James Buchanan was one of the most qualified and accomplished men
elected to the presidency, and yet he turned out to be one of the worst.
As sectional conflict veered toward civil war, Buchanan and all his
preparation proved unequal to the challenges of his times. In this new
cradle-to-grave, life-and-times biography, Paul Kahan reconstructs (but
does not rehabilitate) the life of James Buchanan and emphasizes why and
how such an accomplished individual proved unable to manage the defining
crisis of the nation. Drawing on a diverse range of primary sources,
Kahan reconstructs the life of James Buchanan: his early legal career in
Pennsylvania and his stint in the Pennsylvania House of Representatives;
his service in the U.S House, during which time he helped consolidate
the Pennsylvania Democratic Party around Andrew Jackson; his time as
minister to Russia (which helped him avoid the Bank War); his years in
the U.S. Senate; his term as Polk's Secretary of State (during the
Mexican War); and his service as Pierce's minister to Great Britain
(which, important for Buchanan's career, kept him out of the country,
and from taking a position, during the Kansas-Nebraska crisis). By the
time he was elected president in 1856, Buchanan had assembled one of the
most impressive resumes in American public life. Approximately half the
book covers Buchanan's presidency, a tumultuous four years that left the
nation teetering on the precipice of Civil War--and much of the blame
can be laid at the feet of James Buchanan, whose southern sympathies led
him to make a series of bad decisions that inflamed the North
(Republicans in particular) and contributed to splitting the Democratic
Party: support for the Dred Scott Supreme Court decision, the
strong-arming of Kansas into the United States as a slave state, and an
expansionist foreign policy that appeared to match up with southern
dreams of expanding slavery beyond the borders of the United States.

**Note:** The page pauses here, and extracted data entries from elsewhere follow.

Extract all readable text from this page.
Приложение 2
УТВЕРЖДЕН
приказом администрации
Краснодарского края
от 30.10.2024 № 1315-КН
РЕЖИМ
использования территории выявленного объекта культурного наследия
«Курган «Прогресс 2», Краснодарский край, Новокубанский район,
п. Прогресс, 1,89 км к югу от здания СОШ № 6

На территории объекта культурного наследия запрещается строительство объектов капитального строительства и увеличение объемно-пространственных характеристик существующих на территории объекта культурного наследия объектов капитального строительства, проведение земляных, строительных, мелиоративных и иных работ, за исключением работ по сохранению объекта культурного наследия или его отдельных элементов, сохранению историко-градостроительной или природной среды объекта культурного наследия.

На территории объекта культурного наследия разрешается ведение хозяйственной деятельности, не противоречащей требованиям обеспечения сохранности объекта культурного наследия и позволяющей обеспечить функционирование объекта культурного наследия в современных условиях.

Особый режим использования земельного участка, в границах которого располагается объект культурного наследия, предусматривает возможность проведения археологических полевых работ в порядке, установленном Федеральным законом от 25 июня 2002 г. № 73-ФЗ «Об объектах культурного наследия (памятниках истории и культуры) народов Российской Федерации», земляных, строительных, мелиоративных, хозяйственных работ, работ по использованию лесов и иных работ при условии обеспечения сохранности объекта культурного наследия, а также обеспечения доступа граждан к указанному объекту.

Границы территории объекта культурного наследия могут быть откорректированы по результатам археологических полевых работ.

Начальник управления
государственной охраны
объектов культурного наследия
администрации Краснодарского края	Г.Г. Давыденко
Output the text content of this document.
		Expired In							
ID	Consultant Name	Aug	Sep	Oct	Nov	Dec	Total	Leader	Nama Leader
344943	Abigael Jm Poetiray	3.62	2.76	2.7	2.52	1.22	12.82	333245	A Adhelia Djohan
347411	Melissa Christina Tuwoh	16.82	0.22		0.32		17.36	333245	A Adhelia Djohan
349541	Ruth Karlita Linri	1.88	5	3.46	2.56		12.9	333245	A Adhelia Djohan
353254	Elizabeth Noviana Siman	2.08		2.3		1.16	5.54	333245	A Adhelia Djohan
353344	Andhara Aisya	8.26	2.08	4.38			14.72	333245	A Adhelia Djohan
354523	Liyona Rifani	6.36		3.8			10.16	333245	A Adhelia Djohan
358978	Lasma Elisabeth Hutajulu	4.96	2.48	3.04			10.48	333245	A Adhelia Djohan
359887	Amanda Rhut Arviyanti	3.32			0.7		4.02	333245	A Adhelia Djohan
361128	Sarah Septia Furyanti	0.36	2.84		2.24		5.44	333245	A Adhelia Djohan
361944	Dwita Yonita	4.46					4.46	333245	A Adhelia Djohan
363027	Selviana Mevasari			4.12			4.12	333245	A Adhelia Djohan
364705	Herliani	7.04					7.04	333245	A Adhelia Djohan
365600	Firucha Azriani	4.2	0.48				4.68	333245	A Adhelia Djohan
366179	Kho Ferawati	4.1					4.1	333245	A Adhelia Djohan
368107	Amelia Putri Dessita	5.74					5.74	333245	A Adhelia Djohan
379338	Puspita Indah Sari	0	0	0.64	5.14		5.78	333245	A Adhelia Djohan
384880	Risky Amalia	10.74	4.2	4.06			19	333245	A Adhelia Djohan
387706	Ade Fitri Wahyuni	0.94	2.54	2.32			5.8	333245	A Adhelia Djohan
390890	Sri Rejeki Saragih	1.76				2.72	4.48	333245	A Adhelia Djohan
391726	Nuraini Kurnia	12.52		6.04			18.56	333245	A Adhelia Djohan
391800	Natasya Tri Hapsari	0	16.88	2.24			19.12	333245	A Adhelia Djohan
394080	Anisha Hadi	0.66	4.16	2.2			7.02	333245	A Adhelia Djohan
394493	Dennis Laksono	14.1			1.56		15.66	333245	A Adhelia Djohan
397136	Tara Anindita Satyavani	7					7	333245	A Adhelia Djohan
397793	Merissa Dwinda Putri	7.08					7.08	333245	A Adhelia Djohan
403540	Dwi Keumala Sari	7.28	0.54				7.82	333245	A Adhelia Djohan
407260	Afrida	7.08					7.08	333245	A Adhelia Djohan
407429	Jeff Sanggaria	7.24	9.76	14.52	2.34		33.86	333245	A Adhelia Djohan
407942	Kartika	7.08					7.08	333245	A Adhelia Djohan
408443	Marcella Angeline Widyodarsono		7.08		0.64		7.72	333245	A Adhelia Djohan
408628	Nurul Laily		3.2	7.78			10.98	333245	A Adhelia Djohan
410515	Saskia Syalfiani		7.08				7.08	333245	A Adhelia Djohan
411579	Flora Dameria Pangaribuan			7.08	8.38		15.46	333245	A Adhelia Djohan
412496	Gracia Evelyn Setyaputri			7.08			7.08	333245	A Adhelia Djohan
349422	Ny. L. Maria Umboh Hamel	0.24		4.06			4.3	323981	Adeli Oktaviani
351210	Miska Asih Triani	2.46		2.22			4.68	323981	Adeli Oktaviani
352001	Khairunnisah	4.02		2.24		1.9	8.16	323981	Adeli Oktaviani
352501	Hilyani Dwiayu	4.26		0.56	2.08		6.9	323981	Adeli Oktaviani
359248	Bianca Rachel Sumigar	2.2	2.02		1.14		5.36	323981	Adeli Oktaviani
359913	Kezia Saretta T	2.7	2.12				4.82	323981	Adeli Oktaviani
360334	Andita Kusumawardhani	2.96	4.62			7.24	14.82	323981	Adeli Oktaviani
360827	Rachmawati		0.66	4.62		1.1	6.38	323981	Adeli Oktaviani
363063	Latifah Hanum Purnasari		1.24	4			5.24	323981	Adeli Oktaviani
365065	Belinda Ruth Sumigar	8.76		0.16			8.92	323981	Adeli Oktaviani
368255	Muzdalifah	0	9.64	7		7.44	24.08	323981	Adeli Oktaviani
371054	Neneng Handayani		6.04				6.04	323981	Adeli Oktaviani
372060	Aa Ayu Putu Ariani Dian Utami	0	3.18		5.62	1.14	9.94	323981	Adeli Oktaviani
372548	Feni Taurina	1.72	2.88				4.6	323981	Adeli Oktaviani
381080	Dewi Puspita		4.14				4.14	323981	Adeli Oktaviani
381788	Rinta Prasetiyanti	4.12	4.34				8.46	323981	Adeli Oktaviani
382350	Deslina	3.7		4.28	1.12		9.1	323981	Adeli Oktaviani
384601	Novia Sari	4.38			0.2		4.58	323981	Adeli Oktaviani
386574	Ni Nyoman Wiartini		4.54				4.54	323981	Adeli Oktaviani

When southern states started to leave the Union after Lincoln's
election, lame-duck Buchanan--who opposed secession--was too weak, and
weakened, to act firmly and in any event not inclined to inflame his
friends in the South. It would fall to Lincoln, in many ways Buchanan's
opposite (a Republican, a prairie lawyer with but two years' experience
in the U.S. House), to save the Union, and Buchanan has always
suffered--rightly--by the comparison.